Sexson, a biologist with the USGS Science Center in Anchorage, just handed in a draft of his Ph.D. chapter on the creatures whose wintering place was a mystery for more than a century. He has some ideas about why these "footballs with feathers" are now crowded into cracks in pack ice when other migrants are picking insects off palm trees.
First, some recent history. In the late 1980s, biologists noticed a lack of spectacled eiders in the summertime tundra nesting places the birds prefer. The decline was so steep that U.S. Fish and Wildlife Service officials listed the birds as threatened in 1993. Wanting to know more, biologists captured birds during their brief egg-laying time on land in the Yukon-Kuskokwim Delta. There, a veterinarian performed surgery to implant satellite transmitters within the abdomens of 22 spectacled eiders.

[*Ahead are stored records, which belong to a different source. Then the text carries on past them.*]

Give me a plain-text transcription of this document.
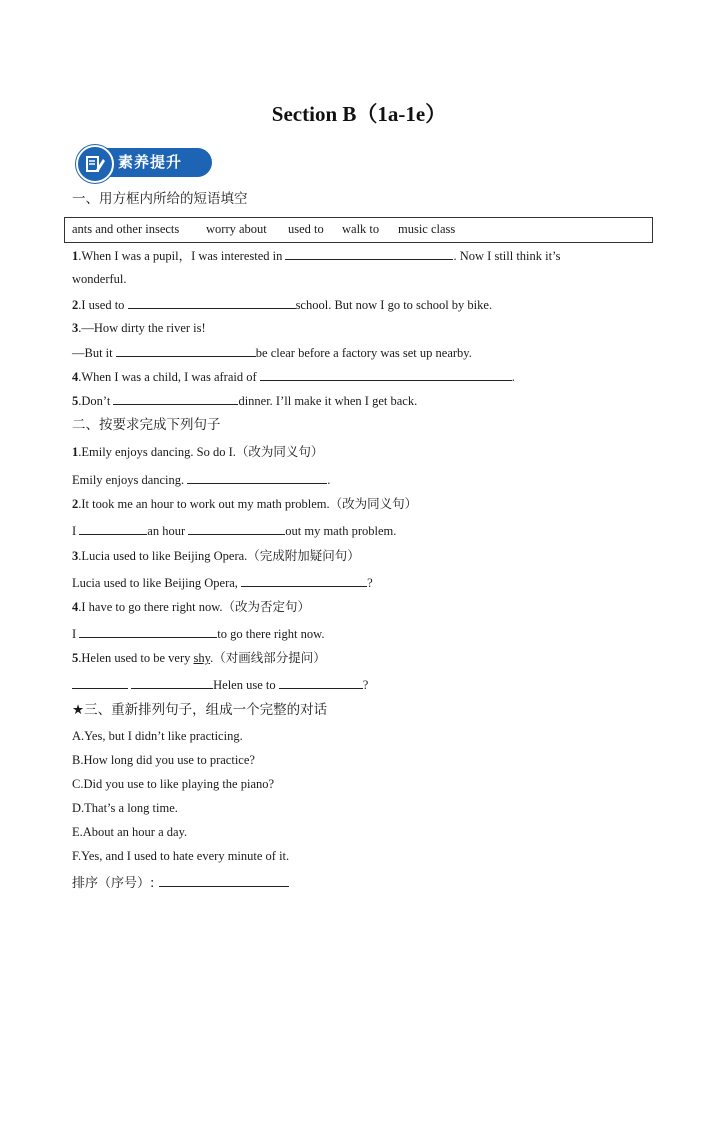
Section B（1a-1e）
素养提升
一、用方框内所给的短语填空
ants and other insects worry about used to walk to music class
1.When I was a pupil，I was interested in	. Now I still think it’s
wonderful.
2.I used to	school. But now I go to school by bike.
3.—How dirty the river is!
—But it	be clear before a factory was set up nearby.
4.When I was a child, I was afraid of	.
5.Don’t	dinner. I’ll make it when I get back.
二、按要求完成下列句子
1.Emily enjoys dancing. So do I.（改为同义句）
Emily enjoys dancing.	.
2.It took me an hour to work out my math problem.（改为同义句）
I	an hour	out my math problem.
3.Lucia used to like Beijing Opera.（完成附加疑问句）
Lucia used to like Beijing Opera,	?
4.I have to go there right now.（改为否定句）
I	to go there right now.
5.Helen used to be very shy.（对画线部分提问）
Helen use to	?
★三、重新排列句子，组成一个完整的对话
A.Yes, but I didn’t like practicing.
B.How long did you use to practice?
C.Did you use to like playing the piano?
D.That’s a long time.
E.About an hour a day.
F.Yes, and I used to hate every minute of it.
排序（序号）:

Anchorage biologist Margaret Peterson monitored the signals and was disappointed when all transmitters stopped broadcasting bird locations by December 1994 after working just a few months.
But the story was not over. In February 1995, a transmitter bleated out a signal. Chasing that one data point, biologists Greg Balogh and Bill Larned chartered a twin-engine aircraft. They flew to the reported coordinates, south of St. Lawrence Island in the Bering Sea. They found 25 flocks of eiders, the largest of which was 30,000 birds. They figured the birds were keeping ice leads open with their movement and body heat at minus 20 Fahrenheit and a ripping wind.
In the lee of St. Lawrence Island, Balogh and Larned estimated they saw about 150,000 birds.
Their discovery solved one of the last great puzzles of seabird biology, but raised the question of why birds would spend the entire winter in darkness between gaps in sea ice.
Sexson duplicated Margaret Petersen's study, capturing birds in northern and southwestern Alaska. From 2008 to 2012, he received more than 7,000 transmitted locations from the birds. Part of his degree work is to compare his results to those found in the 1990s.
The birds' more recent signals confirmed that they clump in the same areas south of St. Lawrence Island from mid-October until mid-April.
"Most likely, there's 350-to-370 thousand birds there right now waiting for breakup," Sexson said. Once snow melts from tundra to expose nesting sites, birds will return to either northern or southwest Alaska, or more likely Siberia.
"Only about five percent of the world's population breeds in Alaska," Sexson said. There is not much information on the birds’ lives in northern Russia, so biologists don’t know if Alaska birds dropped in numbers or moved to Siberia during breeding season.
But Sexson and others know the birds spend half of their year in the emptiness of the Bering Sea between St. Lawrence and St. Matthew islands. The northern Bering Sea has plenty of clams and snails, but that prey is available is places that are less bleak. Why spend six months there?
Sexson has a few ideas. One is that male birds court females while they are floating en masse. There, they maximize their chances of finding a mate (they find a new one each year).
Gathering in such a harsh place might be due to "some form of genetic relic," Sexson said. The birds might be remembering a forgotten landscape from 20,000 years ago, a hypothesis he will check using the birds’ genetic material.
During the last ice age, their current wintering area might have been a shoreline of the Bering Land Bridge. Changing landforms and environmental conditions have doomed other animals, but spectacled eiders may have found a location that has somehow worked for them as their neighbors changed from mammoths to walruses.